Authoritarians don’t like this

The practice of professional and critical journalism is a fundamental pillar of democracy. That is why it bothers those who believe that they are the owners of the truth.

–And water is always present, so why did you choose that element, the shape of the flow, and the way it drags?

–It’s the germ of history. During my trip to Geneva, I imagined a woman jumping into freezing water in the middle of winter. Water works in different ways. The body behaves differently and has an attractive and beautiful surface, but underneath there is an underground unknown world that creates fear. Additionally, I was interested in the idea of ​​flow. The flow drags back and forth, like a current that mirrors the film itself.

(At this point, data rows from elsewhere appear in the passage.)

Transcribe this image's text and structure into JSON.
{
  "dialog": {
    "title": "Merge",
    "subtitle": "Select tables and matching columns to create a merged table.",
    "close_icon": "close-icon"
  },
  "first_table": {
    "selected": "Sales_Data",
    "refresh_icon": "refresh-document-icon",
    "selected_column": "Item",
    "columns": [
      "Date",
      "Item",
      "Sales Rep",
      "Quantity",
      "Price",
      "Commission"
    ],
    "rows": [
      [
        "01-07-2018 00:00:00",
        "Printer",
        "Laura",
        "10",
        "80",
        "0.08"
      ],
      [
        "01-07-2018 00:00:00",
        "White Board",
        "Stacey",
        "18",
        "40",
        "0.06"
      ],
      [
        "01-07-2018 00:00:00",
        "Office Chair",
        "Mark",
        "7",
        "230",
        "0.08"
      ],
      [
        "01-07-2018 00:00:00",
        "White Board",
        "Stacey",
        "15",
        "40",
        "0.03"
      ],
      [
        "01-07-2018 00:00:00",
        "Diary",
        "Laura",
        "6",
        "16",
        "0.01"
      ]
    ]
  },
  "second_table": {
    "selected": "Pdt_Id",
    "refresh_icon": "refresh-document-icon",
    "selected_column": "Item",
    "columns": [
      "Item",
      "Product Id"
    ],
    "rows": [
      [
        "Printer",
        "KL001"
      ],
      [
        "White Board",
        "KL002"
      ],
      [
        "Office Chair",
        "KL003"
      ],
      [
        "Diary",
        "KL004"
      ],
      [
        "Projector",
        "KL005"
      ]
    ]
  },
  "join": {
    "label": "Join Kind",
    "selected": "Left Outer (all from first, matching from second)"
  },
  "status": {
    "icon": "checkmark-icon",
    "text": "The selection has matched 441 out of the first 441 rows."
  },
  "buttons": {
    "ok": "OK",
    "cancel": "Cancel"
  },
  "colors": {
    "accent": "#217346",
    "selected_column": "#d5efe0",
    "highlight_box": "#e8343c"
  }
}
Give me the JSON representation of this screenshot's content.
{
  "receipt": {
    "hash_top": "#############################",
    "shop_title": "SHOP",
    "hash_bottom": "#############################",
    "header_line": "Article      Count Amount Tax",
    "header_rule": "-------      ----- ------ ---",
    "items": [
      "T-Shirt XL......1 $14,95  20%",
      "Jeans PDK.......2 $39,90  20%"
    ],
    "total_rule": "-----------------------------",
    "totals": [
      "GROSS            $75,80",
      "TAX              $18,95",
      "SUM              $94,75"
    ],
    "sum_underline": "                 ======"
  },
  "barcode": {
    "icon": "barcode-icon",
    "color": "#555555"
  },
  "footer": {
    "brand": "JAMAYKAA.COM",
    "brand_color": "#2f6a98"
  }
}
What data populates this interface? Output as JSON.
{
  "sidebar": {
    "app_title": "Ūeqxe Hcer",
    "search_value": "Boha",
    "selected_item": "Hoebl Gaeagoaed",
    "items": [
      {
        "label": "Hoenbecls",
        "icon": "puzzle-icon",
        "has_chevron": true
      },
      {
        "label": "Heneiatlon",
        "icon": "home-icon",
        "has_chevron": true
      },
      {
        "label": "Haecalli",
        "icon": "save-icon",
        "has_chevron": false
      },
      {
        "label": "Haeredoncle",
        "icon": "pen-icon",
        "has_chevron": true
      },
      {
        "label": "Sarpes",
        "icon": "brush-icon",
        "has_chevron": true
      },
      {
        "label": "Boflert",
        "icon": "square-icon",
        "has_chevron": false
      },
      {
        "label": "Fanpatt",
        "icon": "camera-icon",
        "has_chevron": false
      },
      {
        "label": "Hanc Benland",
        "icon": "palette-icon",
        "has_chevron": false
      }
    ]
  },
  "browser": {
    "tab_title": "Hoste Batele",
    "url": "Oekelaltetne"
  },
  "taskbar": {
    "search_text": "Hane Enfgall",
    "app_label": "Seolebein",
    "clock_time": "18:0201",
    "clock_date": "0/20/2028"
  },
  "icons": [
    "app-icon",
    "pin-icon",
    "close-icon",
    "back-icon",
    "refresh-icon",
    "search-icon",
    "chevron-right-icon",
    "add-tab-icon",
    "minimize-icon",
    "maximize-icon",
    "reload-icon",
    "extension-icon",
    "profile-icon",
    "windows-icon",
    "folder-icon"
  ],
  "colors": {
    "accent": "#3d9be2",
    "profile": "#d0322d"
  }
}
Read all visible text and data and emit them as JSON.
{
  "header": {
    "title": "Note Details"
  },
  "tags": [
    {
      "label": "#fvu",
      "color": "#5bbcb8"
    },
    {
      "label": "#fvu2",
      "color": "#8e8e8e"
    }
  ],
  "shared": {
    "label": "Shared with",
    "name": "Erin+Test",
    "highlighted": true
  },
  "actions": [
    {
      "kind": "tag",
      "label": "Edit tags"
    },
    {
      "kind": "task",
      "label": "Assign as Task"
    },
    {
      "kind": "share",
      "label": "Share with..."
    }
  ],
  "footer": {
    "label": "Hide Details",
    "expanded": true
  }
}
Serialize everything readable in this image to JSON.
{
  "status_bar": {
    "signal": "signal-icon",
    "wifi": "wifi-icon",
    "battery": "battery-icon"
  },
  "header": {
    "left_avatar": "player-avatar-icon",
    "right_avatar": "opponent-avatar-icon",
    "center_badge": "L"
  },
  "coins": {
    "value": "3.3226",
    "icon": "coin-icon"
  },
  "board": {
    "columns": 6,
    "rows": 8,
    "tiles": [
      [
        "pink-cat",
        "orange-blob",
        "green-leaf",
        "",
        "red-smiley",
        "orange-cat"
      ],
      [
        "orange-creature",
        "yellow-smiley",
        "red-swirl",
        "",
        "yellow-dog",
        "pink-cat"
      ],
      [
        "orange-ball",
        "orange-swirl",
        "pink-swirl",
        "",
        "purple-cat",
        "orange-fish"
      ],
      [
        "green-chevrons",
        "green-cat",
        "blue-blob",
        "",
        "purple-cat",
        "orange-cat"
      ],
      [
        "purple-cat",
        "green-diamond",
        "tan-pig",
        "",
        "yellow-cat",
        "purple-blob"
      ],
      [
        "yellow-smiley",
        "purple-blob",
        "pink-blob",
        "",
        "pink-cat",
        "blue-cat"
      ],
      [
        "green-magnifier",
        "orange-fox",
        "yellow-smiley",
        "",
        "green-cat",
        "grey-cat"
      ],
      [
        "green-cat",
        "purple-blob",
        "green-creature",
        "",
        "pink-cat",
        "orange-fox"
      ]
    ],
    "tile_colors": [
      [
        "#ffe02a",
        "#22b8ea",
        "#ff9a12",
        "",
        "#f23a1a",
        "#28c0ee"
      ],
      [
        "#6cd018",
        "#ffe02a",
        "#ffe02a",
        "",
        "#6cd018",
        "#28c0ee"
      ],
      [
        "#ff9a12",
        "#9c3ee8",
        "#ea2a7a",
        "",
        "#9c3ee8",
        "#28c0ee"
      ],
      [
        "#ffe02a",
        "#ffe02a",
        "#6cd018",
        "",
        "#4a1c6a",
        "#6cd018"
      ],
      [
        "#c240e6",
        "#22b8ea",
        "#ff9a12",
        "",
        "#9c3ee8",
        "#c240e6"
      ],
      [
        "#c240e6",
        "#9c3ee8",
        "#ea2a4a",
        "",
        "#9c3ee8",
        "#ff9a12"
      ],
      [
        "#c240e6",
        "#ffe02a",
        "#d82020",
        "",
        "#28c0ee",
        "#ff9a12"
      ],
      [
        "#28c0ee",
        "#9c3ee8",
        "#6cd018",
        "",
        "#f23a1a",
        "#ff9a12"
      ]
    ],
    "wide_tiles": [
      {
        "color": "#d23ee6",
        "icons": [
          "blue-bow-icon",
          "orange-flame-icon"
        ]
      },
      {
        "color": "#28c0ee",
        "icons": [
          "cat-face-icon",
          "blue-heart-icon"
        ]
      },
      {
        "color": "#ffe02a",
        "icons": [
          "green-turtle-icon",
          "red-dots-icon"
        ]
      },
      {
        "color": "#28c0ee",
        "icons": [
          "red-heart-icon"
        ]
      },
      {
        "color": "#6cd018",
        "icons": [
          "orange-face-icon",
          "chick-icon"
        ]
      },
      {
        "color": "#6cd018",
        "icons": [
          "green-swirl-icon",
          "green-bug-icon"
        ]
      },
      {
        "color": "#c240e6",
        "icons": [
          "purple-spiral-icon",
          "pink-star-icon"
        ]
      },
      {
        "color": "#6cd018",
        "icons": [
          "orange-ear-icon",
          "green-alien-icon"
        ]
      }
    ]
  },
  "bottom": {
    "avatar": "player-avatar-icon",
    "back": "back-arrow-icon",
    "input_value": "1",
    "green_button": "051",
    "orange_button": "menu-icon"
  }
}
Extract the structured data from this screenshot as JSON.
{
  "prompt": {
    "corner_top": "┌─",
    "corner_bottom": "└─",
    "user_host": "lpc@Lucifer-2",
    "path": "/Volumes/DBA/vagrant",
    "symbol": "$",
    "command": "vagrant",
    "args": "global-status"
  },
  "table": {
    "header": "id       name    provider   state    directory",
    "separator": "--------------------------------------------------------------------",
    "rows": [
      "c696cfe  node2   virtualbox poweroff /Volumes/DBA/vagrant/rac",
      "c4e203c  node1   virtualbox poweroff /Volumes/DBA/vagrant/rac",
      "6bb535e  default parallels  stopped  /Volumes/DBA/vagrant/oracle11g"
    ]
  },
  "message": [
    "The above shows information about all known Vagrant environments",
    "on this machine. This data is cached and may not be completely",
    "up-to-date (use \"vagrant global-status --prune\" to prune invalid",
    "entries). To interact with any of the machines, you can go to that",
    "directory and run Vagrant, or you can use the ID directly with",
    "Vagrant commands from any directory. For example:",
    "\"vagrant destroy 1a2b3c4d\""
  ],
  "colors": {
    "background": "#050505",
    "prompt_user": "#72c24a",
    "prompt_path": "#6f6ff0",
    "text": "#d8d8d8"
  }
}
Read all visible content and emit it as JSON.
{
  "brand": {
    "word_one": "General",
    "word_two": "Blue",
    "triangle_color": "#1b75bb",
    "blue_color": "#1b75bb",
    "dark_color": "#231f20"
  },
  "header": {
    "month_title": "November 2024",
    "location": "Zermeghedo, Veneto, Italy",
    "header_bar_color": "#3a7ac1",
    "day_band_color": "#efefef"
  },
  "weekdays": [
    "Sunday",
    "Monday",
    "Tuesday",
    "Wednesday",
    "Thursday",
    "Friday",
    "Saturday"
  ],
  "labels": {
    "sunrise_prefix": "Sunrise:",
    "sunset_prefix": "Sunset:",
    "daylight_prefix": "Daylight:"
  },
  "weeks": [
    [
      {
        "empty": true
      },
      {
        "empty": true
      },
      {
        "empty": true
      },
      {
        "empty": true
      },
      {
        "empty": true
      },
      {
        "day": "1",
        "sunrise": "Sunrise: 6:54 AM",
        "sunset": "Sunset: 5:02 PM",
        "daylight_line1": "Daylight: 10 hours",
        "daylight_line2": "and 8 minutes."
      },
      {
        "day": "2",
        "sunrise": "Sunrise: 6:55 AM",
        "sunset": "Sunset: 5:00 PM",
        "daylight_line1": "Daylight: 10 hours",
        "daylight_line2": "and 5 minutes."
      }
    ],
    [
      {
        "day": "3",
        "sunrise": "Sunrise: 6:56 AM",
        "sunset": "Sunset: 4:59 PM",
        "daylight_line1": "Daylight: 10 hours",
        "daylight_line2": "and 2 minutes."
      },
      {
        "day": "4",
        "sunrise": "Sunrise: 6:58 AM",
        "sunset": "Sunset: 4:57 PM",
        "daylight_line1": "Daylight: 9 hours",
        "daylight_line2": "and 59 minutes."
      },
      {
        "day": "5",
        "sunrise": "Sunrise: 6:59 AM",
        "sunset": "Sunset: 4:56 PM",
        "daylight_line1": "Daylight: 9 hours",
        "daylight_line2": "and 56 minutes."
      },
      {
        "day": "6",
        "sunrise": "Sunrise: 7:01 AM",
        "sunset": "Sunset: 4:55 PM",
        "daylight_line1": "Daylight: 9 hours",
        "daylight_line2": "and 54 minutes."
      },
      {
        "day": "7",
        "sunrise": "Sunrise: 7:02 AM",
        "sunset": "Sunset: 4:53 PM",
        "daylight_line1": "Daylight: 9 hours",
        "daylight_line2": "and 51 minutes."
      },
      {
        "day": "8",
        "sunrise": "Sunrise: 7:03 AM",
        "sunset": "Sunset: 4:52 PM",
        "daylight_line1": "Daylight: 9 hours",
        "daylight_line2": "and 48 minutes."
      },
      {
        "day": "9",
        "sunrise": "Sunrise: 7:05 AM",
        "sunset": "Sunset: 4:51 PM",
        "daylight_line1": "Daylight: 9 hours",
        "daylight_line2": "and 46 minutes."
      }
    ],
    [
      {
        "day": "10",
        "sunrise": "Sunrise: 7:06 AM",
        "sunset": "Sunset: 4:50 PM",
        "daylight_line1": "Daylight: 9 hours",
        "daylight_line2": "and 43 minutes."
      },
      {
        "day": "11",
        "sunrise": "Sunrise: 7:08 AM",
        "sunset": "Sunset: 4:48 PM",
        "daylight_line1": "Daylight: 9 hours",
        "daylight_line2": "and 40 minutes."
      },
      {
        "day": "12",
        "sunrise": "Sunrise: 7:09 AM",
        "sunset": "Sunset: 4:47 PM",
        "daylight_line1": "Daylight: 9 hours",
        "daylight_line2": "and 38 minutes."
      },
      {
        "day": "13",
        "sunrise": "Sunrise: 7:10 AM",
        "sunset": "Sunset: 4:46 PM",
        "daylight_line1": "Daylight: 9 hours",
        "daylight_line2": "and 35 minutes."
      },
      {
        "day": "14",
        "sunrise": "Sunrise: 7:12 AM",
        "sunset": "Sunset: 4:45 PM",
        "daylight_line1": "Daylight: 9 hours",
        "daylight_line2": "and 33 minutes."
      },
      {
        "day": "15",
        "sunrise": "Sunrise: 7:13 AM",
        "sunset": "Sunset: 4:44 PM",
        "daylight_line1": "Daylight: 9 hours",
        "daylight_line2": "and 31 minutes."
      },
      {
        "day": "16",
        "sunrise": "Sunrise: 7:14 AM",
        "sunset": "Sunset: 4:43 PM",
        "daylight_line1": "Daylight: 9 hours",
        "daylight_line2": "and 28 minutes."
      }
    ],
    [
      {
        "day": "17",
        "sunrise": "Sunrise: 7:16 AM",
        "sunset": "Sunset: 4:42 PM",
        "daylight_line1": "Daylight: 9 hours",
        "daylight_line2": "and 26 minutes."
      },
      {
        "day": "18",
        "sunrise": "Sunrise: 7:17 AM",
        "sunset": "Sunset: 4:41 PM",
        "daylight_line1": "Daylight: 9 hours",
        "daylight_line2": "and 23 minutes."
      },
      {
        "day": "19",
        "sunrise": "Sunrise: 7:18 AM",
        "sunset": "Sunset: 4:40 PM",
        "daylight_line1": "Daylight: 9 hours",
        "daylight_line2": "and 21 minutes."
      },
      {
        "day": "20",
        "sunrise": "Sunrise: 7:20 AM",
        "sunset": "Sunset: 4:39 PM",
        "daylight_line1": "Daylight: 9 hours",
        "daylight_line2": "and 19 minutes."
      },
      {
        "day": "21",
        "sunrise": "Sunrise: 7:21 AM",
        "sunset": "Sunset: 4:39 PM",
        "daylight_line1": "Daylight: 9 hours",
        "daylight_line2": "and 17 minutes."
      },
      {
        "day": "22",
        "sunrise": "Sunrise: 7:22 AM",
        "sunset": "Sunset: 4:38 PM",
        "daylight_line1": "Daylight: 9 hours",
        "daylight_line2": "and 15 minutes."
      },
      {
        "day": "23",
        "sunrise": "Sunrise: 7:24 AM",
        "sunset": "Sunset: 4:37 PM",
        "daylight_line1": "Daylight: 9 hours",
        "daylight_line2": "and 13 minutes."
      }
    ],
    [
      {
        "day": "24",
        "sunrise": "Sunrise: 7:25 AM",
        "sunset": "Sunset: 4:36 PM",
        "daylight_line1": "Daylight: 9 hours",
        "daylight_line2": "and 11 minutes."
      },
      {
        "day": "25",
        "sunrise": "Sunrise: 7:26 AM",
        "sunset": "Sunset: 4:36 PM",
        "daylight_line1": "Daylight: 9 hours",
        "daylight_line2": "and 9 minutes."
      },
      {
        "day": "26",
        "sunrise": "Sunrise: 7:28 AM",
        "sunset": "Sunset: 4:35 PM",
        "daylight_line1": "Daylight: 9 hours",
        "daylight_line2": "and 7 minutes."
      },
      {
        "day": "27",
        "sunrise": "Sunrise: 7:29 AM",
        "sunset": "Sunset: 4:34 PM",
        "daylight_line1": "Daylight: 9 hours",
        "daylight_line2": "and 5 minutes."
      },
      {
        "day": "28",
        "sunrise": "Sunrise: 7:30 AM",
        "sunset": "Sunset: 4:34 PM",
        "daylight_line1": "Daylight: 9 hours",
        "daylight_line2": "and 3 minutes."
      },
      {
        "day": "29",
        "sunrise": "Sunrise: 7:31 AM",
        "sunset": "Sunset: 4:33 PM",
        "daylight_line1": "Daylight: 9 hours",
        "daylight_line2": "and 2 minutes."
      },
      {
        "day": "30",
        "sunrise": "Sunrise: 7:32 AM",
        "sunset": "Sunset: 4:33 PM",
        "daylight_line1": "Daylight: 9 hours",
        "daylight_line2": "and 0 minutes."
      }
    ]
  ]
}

–There is something monstrous, something outside of a certain normality, a certain construction of everyday life, but it also does not turn its back on desire and sexuality. How did those elements coexist?

–That’s also part of the character. This couple has very noticeable physical and sexual strength. It is a refuge for her and a way to protect herself. The monstrous always exists. Everyone has a monstrous side, and it shows up from time to time or depending on the circumstances of life.

She maintains her sexuality so as not to collapse under the gaze of others and the dictates of society.

――Have you ever been surprised by something that appeared naturally while filming?

—Yes, I learned a lot from editing and directing. The film grew longer and had more psychologically closed moments, but ultimately found an unpredictable rhythm that gave the film a life of its own. Although the genre is not a psychological thriller, certain codes were present. This was adjusted during editing, resulting in a smoother film with its own rhythm.

—Photos and sounds create a unique atmosphere. How did you approach it?

— The choice of location often determines the light and tones, which are later adjusted during the shoot. For example, her mother’s apartment is a masculine house with cold lighting and poorly arranged spaces. The film uses certain Hitchcock codes and a more classic, timeless film that was ultimately shot digitally but was designed for 35mm, suspended for an indeterminate number of decades, to express the nostalgia of what was lost. The light, the colors, the planning of the shots, everything is always thought out economically and precisely based on what the characters should look and feel.

—You talked about Hitchcock and classic stories, what were you interested in bringing from that world?

— I was interested in fluid storytelling, shot economy, how shot value is constructed, and how characters are perceived physically. It is a cinema where everything depends on Lina’s vision, where classic stories are adapted to the modern world, allowing time to stop without losing the internal coherence of the story.

—Finally, what moved you now that this movie has been released and seen by the general public?

— I’m touched that people understand that and relate to the film despite its specificity. Publishing always comes with a certain level of frustration. Although the movie was not a huge hit, we managed to sell it to several countries, which creates a sense of accomplishment. Looking at the distribution situation, there are some dark feelings, but it’s still the movie we wanted to make. It’s so fun to see how the characters and their worlds resonate beyond the confines of a shoot or creative workshop.